The current situation makes it particularly clear that the shortage of empty equipment is affecting all areas of Hapag-Lloyd already today. Once the containers are empty, they must be refilled as quickly as possible. Currently, we are doing that 25 percent faster than usual. Every container counts! And in order to manage this optimally, colleagues from all departments have to do their part, be that Trade Management, Network, Operations and Commercial teams. Together they take unconventional paths for Hapag-Lloyd’s customers. For example, 40-foot reefer containers that have been switched off (so called Non-Operated-Reefers) are filled with dry goods like textiles, shoes or electronics to Reefer demand locations. 20-foot containers and 45-foot containers will likely be the next types offered as substitute for 40-foot containers, to take advantage of all containers that we have.
44 vessels deployed to move empty containers
Whether High Cube or Reefer: Bringing empty containers and open space on our ships towards Asia together is one of the critical success factors. Container Logistics and Slot Control Team in all Regions are working closely together to make sure no slot remains unused. “30,000 TEU of empty containers are lifted towards Asia week-by-week, with a strong push for more” says Nico Hecker. “When we don’t succeed in meeting evacuation demand, we are chartering extra ships to get the empty containers to their destination. This is not cheap and at this moment a limited option – as charter vessels are extremely scarce as well.” Since the beginning of this year, we moved 164,000 TEU of empty containers on 44 vessels, which were deployed for empty loader voyages.

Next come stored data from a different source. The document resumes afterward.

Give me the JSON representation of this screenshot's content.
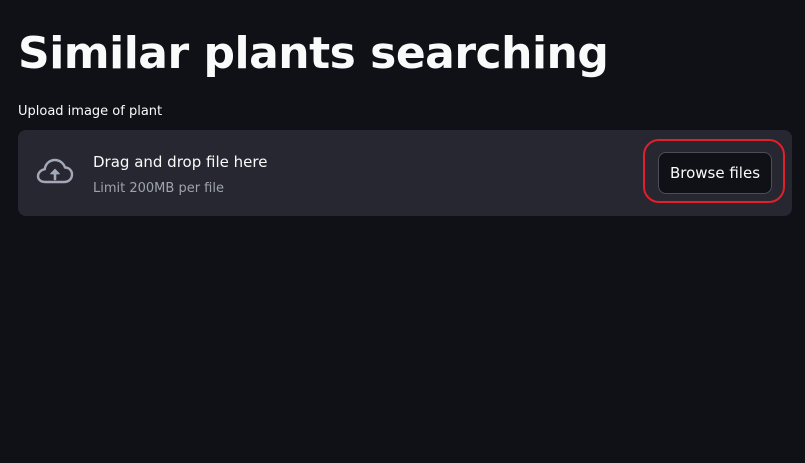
{
  "page": {
    "title": "Similar plants searching"
  },
  "uploader": {
    "label": "Upload image of plant",
    "drop_title": "Drag and drop file here",
    "limit_text": "Limit 200MB per file",
    "browse_label": "Browse files",
    "icon": "cloud-upload-icon"
  },
  "colors": {
    "background": "#0f1117",
    "dropzone": "#262730",
    "text": "#fafafa",
    "muted_text": "#9ea3ad",
    "highlight": "#e0202a"
  }
}
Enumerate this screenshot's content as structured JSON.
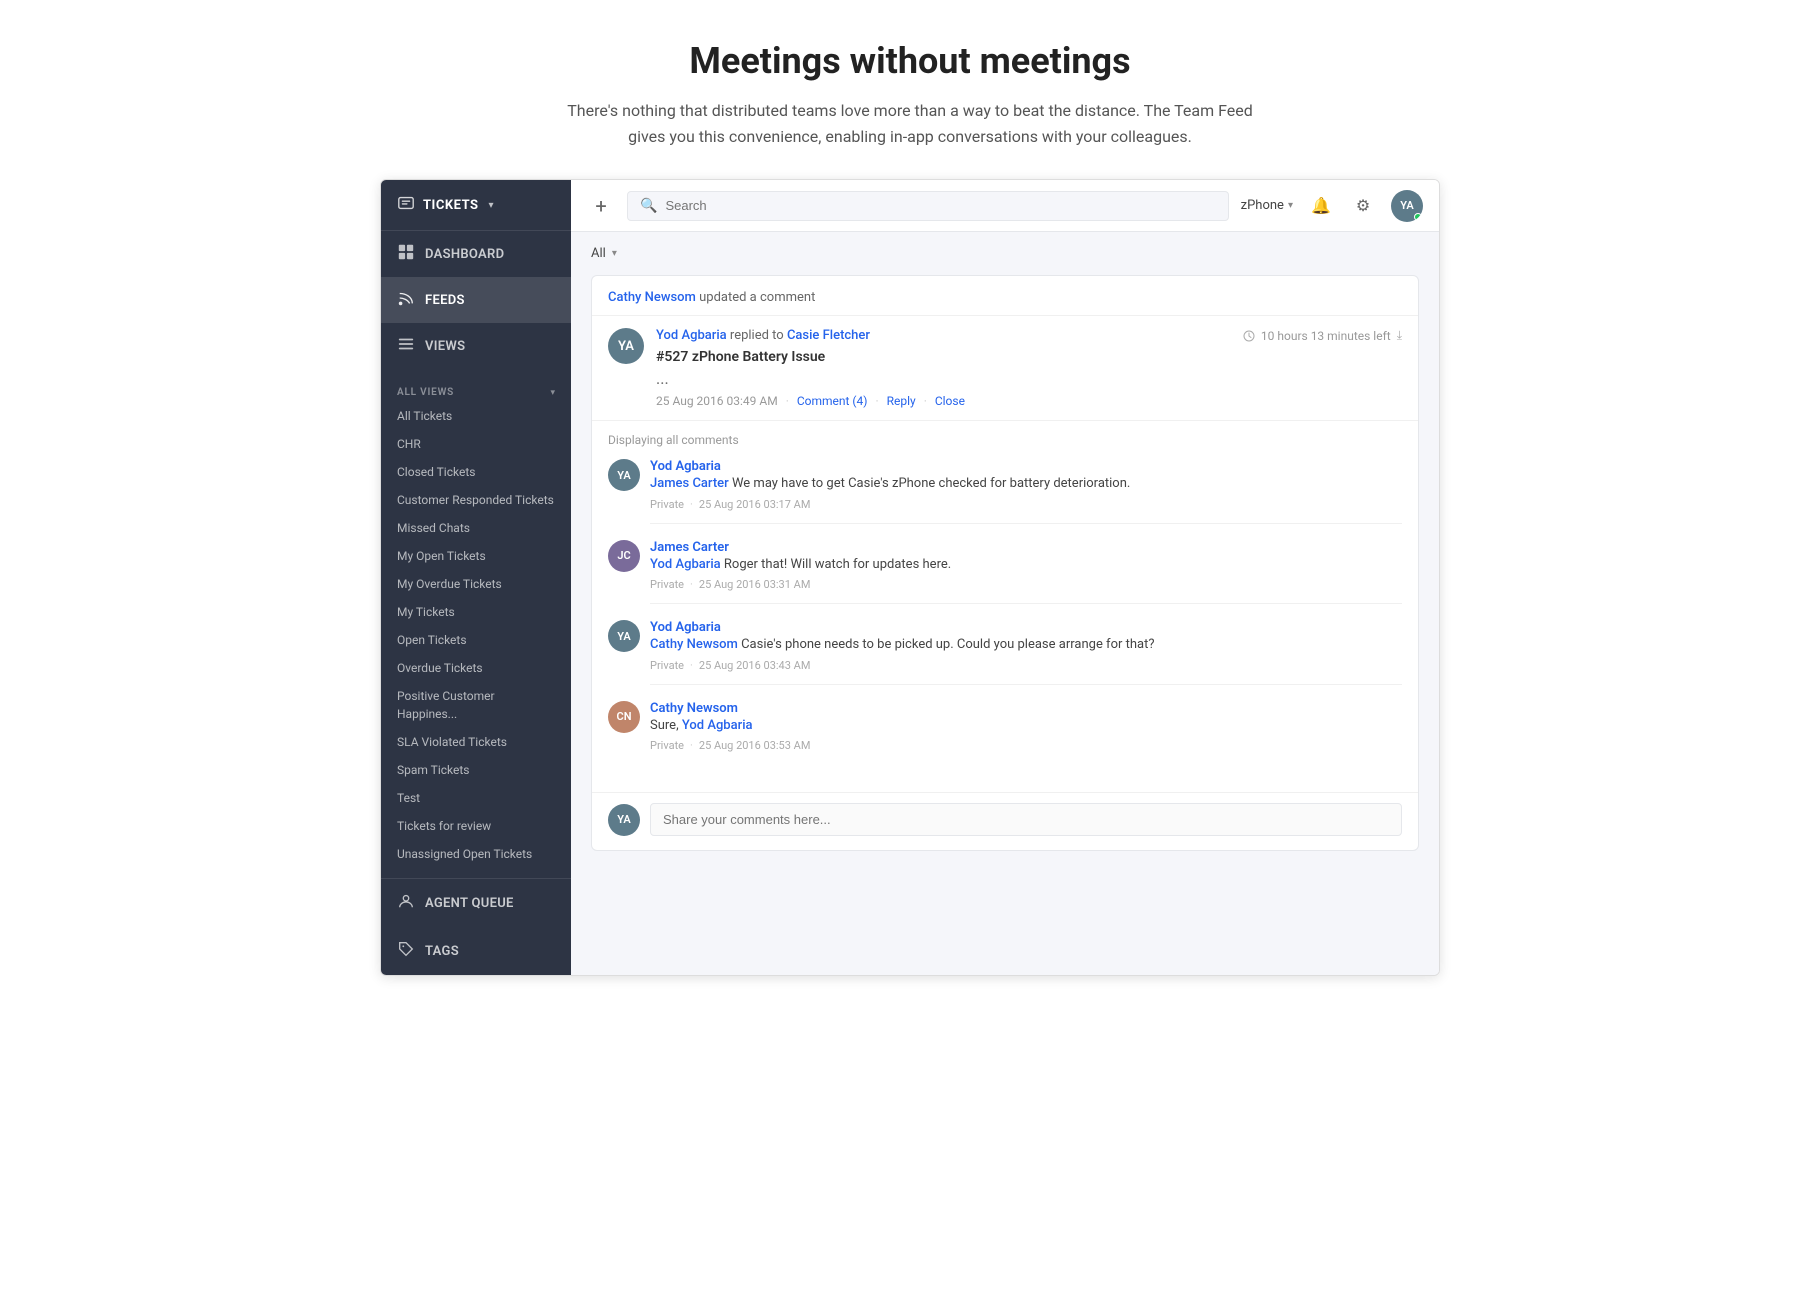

“Every Areas globally has to tighten their belts and working on a smaller safety buffer,” says Nico Hecker. “We have to reduce empty idle times even further and shorten loading times, which means that the container is only available for exporters seven to eight days before the ship arrives. A better availability of containers is THE competitive advantage in this prevailing market environment. All teams involved are aware of it and that is what drives us.”